In which memory space do kernel parameters reside?

I typically use the global and constant memory spaces to store the data that my kernels will work with. But when it comes to the parameters that I pass to my kernels, I do not know where this information is!
In CUDA 1.1, one of the parameters I passed to my kernels was a 100 bytes long structure. I think that this is not allowed any more in CUDA 2.0 (am I right) so now I have to pass this structure with cudaMemCpy. To which memory space should I copy it in order to preserve the efficiency of CUDA 1.1?

CUDA stores kernel parameters in shared memory. The limit is 256 bytes total.

Does that mean that if I am executing 64 blocks simultaneously, this information will ocuppy 64*sizeOfParameter bytes of the total shared memory space.

And, actually, are these parameters copied somehow directly to the shared memory or are they first copied to global memory and then to shared memory?

shared memory is per multiprocessor.
Parameter usage will add up to the shared memory usage per block and that way possibly reduce the occupancy.
That is one reason to use constant memory for parameters that do not change between kernel calls.

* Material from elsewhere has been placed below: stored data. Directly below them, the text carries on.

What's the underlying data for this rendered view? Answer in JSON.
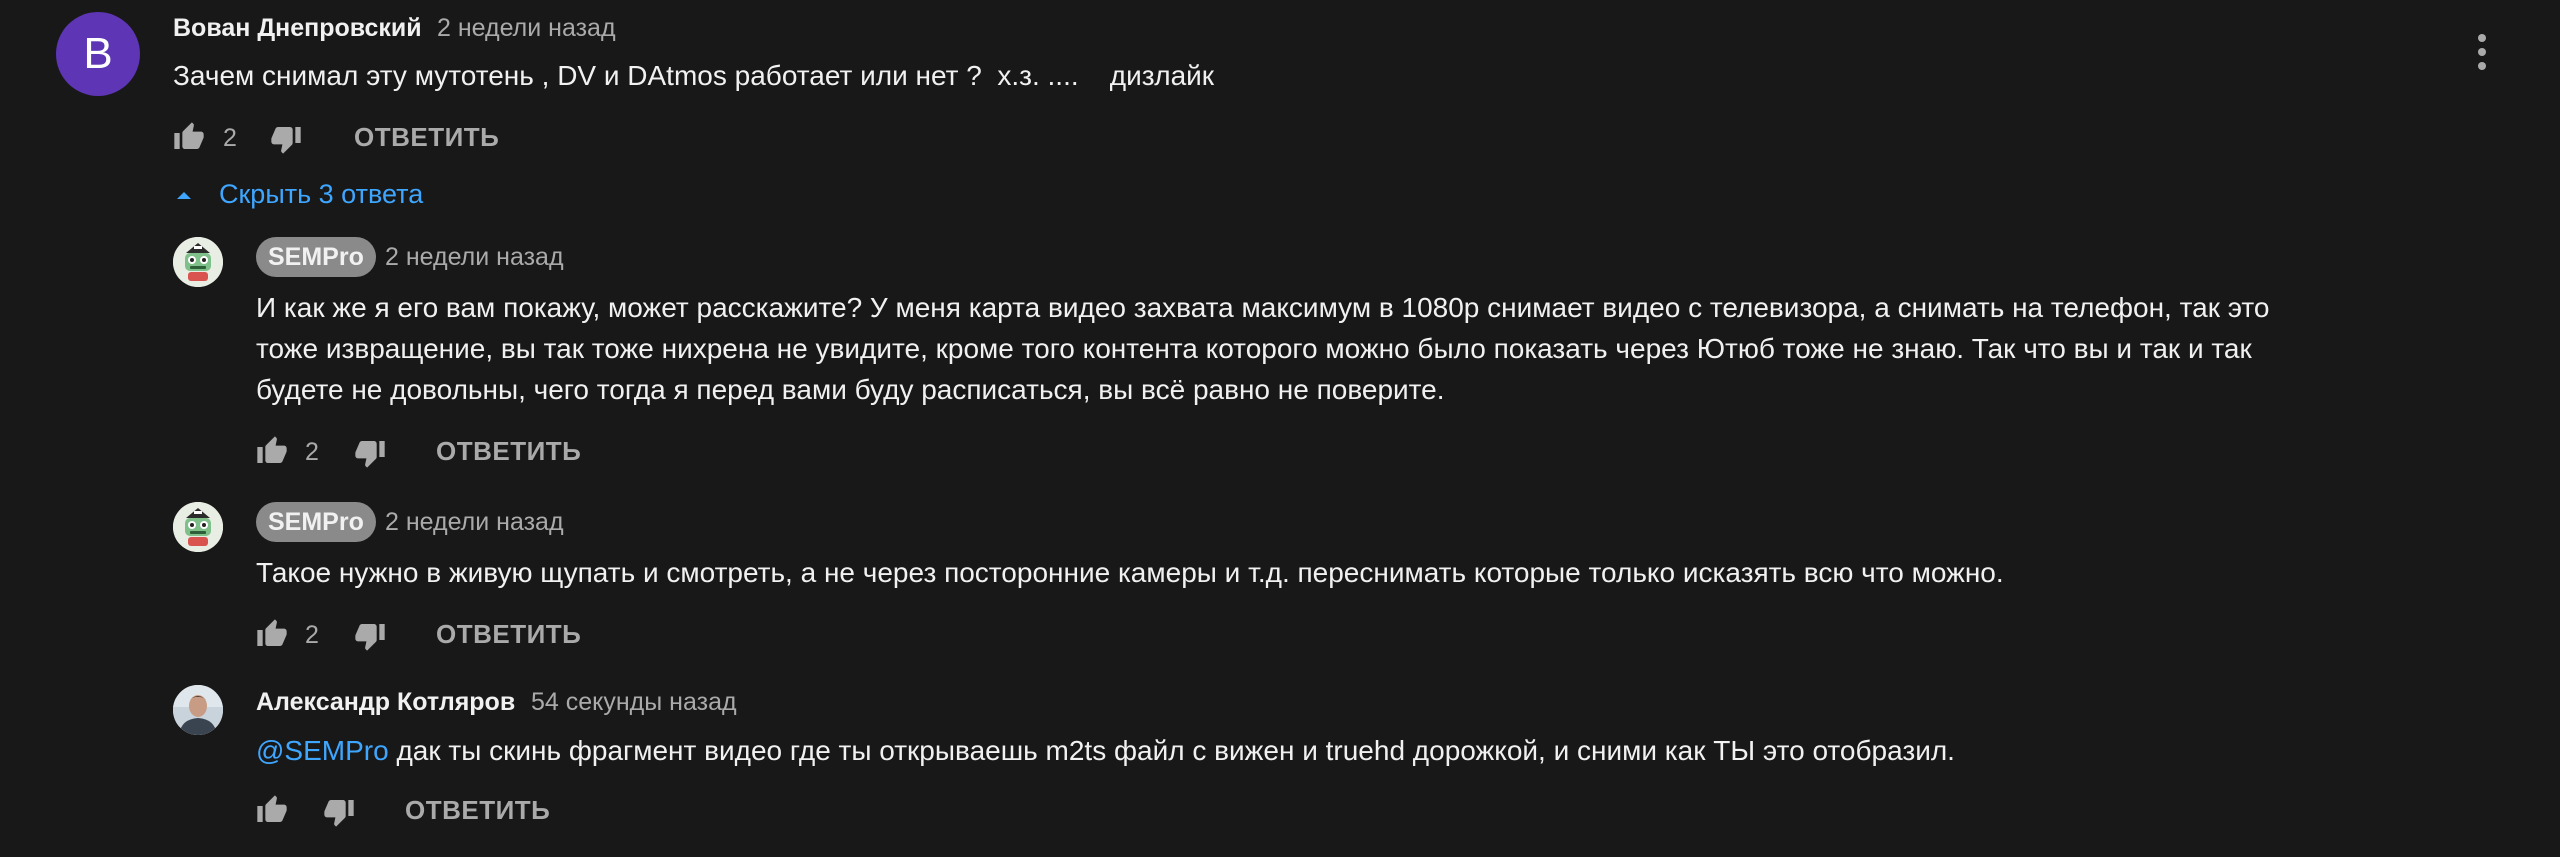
{
  "comment": {
    "avatar_letter": "В",
    "author": "Вован Днепровский",
    "time": "2 недели назад",
    "text": "Зачем снимал эту мутотень , DV и DAtmos работает или нет ?  х.з. ....    дизлайк",
    "likes": "2",
    "reply_label": "ОТВЕТИТЬ",
    "menu_icon": "more-vert-icon"
  },
  "replies_toggle": {
    "label": "Скрыть 3 ответа",
    "icon": "caret-up-icon"
  },
  "replies": [
    {
      "author": "SEMPro",
      "time": "2 недели назад",
      "lines": [
        "И как же я его вам покажу, может расскажите? У меня карта видео захвата максимум в 1080p снимает видео с телевизора, а снимать на телефон, так это",
        "тоже извращение, вы так тоже нихрена не увидите, кроме того контента которого можно было показать через Ютюб тоже не знаю. Так что вы и так и так",
        "будете не довольны, чего тогда я перед вами буду расписаться, вы всё равно не поверите."
      ],
      "likes": "2",
      "reply_label": "ОТВЕТИТЬ"
    },
    {
      "author": "SEMPro",
      "time": "2 недели назад",
      "text": "Такое нужно в живую щупать и смотреть, а не через посторонние камеры и т.д. переснимать которые только исказять всю что можно.",
      "likes": "2",
      "reply_label": "ОТВЕТИТЬ"
    },
    {
      "author": "Александр Котляров",
      "time": "54 секунды назад",
      "mention": "@SEMPro",
      "text": " дак ты скинь фрагмент видео где ты открываешь m2ts файл с вижен и truehd дорожкой, и сними как ТЫ это отобразил.",
      "reply_label": "ОТВЕТИТЬ"
    }
  ],
  "colors": {
    "background": "#181818",
    "link": "#3ea6ff",
    "muted": "#aaaaaa",
    "avatar": "#5d35b5",
    "chip": "#8a8a8a"
  }
}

In some sense, yes. But if you launch 10,000 blocks not all of them can run concurrently so only num_running_blocks*sizeOfParameter bytes are used from the “total” shared memory space.

Note that since shared memory is per block is is less confusing to not think about “total” shared memory in the first place.

I don’t believe this is documented anywhere. A cubin expert may correct me, but AFAIK the parameters are populated at the before the entry point of the kernel. Maybe the thread scheduler has a special 256 byte memory area it uses and sets the shared memory when launching a block, I don’t know.